Canada. CPPIB to end Kotak JV plan for stressed assets
Canada’s largest pension fund CPPIB will call off its proposed joint venture with Kotak Mahindra Group to invest in stressed assets in India. The $525-million fund that was announced in March 2016 will be wound up as it failed to find investments in stressed assets, said two people with direct knowledge of the development.
Kotak Group will now go alone with commitments from some sovereign funds such as Abu Dhabi Investment Authority (ADIA) and Qatar Investment Authority on a deal to deal basis. Both ADIA and Qatar Investment Authority are investors in some of the funds of Kotak.
“Our venture with CPPIB will end by August,” a person with direct knowledge of the development said. “We will now invest from our proprietary book while also looking to join hands with our investors like ADIA and Qatar Investment Authority to buy stressed assets from NCLT.”

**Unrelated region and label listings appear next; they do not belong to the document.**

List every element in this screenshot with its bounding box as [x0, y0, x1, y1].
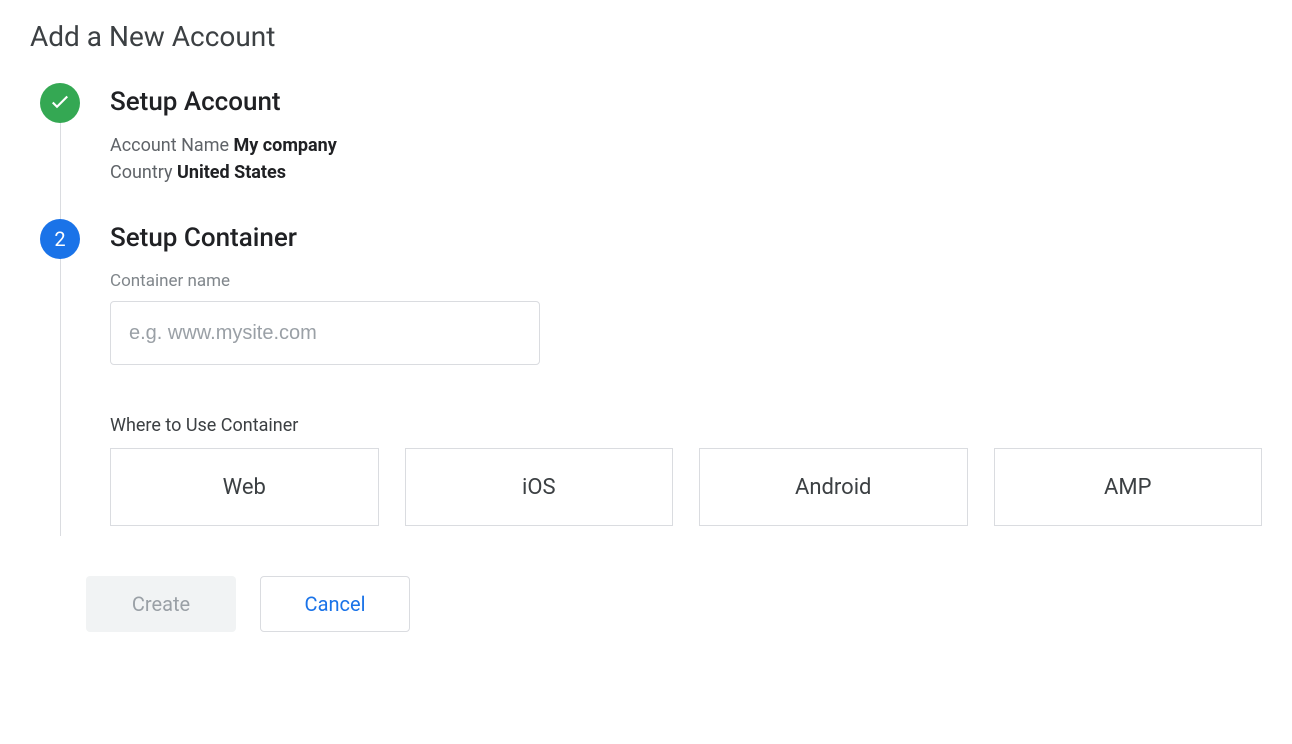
country-value: United States	[177, 162, 286, 183]
account-name-label: Account Name	[110, 135, 229, 156]
platform-card-ios[interactable]: iOS	[405, 448, 674, 526]
platform-card-amp[interactable]: AMP	[994, 448, 1263, 526]
where-to-use-label: Where to Use Container	[110, 415, 1262, 436]
step2-title: Setup Container	[110, 223, 1262, 253]
platform-card-android[interactable]: Android	[699, 448, 968, 526]
action-bar: Create Cancel	[30, 576, 1262, 632]
country-label: Country	[110, 162, 173, 183]
stepper: Setup Account Account Name My company Co…	[30, 83, 1262, 526]
container-name-input[interactable]	[110, 301, 540, 365]
container-name-label: Container name	[110, 271, 1262, 291]
step2-number: 2	[54, 227, 65, 251]
check-icon	[48, 89, 72, 118]
page-title: Add a New Account	[30, 20, 1262, 53]
step-setup-container: 2 Setup Container Container name Where t…	[30, 219, 1262, 526]
step-setup-account: Setup Account Account Name My company Co…	[30, 83, 1262, 189]
step2-bullet-current: 2	[40, 219, 80, 259]
account-name-summary: Account Name My company	[110, 135, 1262, 156]
platform-card-row: Web iOS Android AMP	[110, 448, 1262, 526]
step1-title: Setup Account	[110, 87, 1262, 117]
country-summary: Country United States	[110, 162, 1262, 183]
account-name-value: My company	[234, 135, 337, 156]
platform-card-web[interactable]: Web	[110, 448, 379, 526]
create-button[interactable]: Create	[86, 576, 236, 632]
cancel-button[interactable]: Cancel	[260, 576, 410, 632]
stepper-connector	[60, 123, 61, 536]
step1-bullet-done	[40, 83, 80, 123]
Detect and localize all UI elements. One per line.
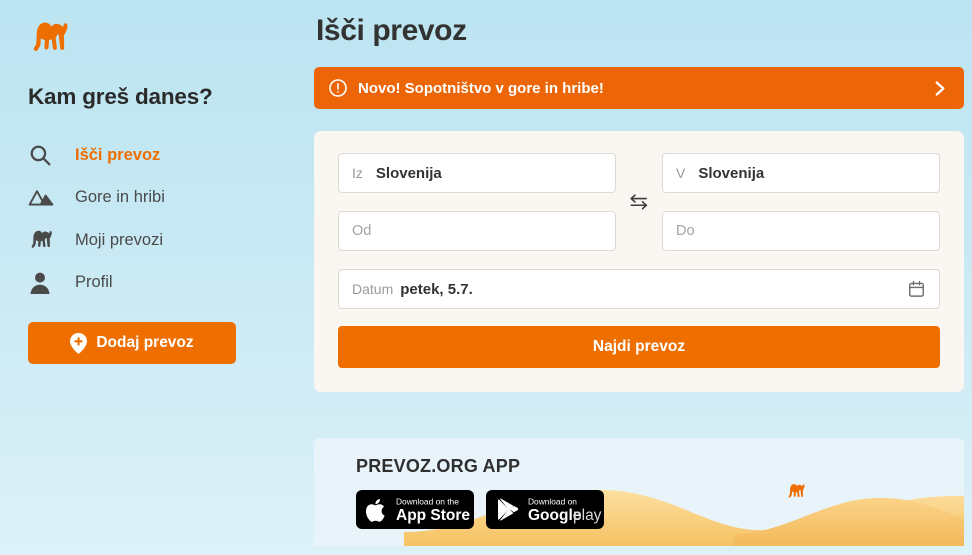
camel-logo-icon bbox=[33, 22, 68, 52]
store-badges: Download on the App Store Download on Go… bbox=[356, 490, 964, 529]
destination-column: V Slovenija Do bbox=[662, 153, 940, 251]
chevron-right-icon bbox=[931, 80, 948, 97]
camel-icon bbox=[28, 228, 68, 252]
search-form-card: Iz Slovenija Od V Slovenija Do Datum pet… bbox=[314, 131, 964, 392]
destination-value: Slovenija bbox=[698, 164, 765, 182]
app-store-line1: Download on the bbox=[396, 497, 459, 507]
find-ride-button[interactable]: Najdi prevoz bbox=[338, 326, 940, 368]
sidebar-item-profil[interactable]: Profil bbox=[28, 262, 306, 305]
origin-city-placeholder: Od bbox=[352, 223, 372, 239]
sidebar-item-label: Profil bbox=[75, 273, 113, 292]
app-store-badge[interactable]: Download on the App Store bbox=[356, 490, 474, 529]
map-pin-plus-icon bbox=[70, 332, 88, 354]
origin-city-field[interactable]: Od bbox=[338, 211, 616, 251]
sidebar-item-gore-in-hribi[interactable]: Gore in hribi bbox=[28, 177, 306, 220]
search-icon bbox=[28, 143, 68, 168]
add-ride-button[interactable]: Dodaj prevoz bbox=[28, 322, 236, 364]
destination-city-field[interactable]: Do bbox=[662, 211, 940, 251]
sidebar-nav: Išči prevoz Gore in hribi Moji prevozi P… bbox=[28, 134, 306, 304]
calendar-icon[interactable] bbox=[907, 280, 926, 299]
main-content: Išči prevoz Novo! Sopotništvo v gore in … bbox=[306, 0, 972, 555]
google-play-line2b: play bbox=[573, 507, 602, 524]
swap-column bbox=[616, 153, 662, 251]
sidebar-item-label: Gore in hribi bbox=[75, 188, 165, 207]
destination-prefix-label: V bbox=[676, 165, 686, 181]
person-icon bbox=[28, 271, 68, 295]
sidebar: Kam greš danes? Išči prevoz Gore in hrib… bbox=[0, 0, 306, 555]
app-promo-inner: PREVOZ.ORG APP Download on the App Store bbox=[314, 438, 964, 529]
origin-prefix-label: Iz bbox=[352, 165, 363, 181]
app-promo-card: PREVOZ.ORG APP Download on the App Store bbox=[314, 438, 964, 546]
destination-city-placeholder: Do bbox=[676, 223, 695, 239]
page-title: Išči prevoz bbox=[316, 14, 467, 47]
origin-column: Iz Slovenija Od bbox=[338, 153, 616, 251]
app-store-line2: App Store bbox=[396, 507, 470, 524]
date-value: petek, 5.7. bbox=[400, 280, 473, 298]
add-ride-button-label: Dodaj prevoz bbox=[96, 334, 194, 351]
swap-arrows-icon[interactable] bbox=[628, 192, 650, 212]
logo-wrap[interactable] bbox=[28, 18, 306, 66]
promo-banner[interactable]: Novo! Sopotništvo v gore in hribe! bbox=[314, 67, 964, 109]
sidebar-item-isci-prevoz[interactable]: Išči prevoz bbox=[28, 134, 306, 177]
google-play-badge[interactable]: Download on Google play bbox=[486, 490, 604, 529]
origin-value: Slovenija bbox=[375, 164, 442, 182]
google-play-line1: Download on bbox=[528, 497, 577, 507]
origin-destination-row: Iz Slovenija Od V Slovenija Do bbox=[338, 153, 940, 251]
destination-country-field[interactable]: V Slovenija bbox=[662, 153, 940, 193]
date-field[interactable]: Datum petek, 5.7. bbox=[338, 269, 940, 309]
sidebar-item-label: Išči prevoz bbox=[75, 145, 161, 164]
origin-country-field[interactable]: Iz Slovenija bbox=[338, 153, 616, 193]
app-promo-title: PREVOZ.ORG APP bbox=[356, 456, 521, 476]
sidebar-item-label: Moji prevozi bbox=[75, 230, 164, 249]
sidebar-item-moji-prevozi[interactable]: Moji prevozi bbox=[28, 219, 306, 262]
mountain-icon bbox=[28, 187, 68, 209]
date-prefix-label: Datum bbox=[352, 281, 394, 297]
promo-banner-text: Novo! Sopotništvo v gore in hribe! bbox=[358, 79, 604, 97]
exclamation-circle-icon bbox=[328, 78, 348, 98]
sidebar-tagline: Kam greš danes? bbox=[28, 84, 213, 109]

Last year, in a joint press release, CPPIB had said it had the ability to invest up to $450 million in the fund that was to have initial corpus of $525 million. “This investment will address the growing opportunity arising from the current stress in Indian banking and corporate sectors, and has a flexible investment mandate providing bespoke financing solutions, in addition to investing in stressed asset sales by banks with the aim to restructure, recover and turnaround companies in distress,” the company had said at that point of time.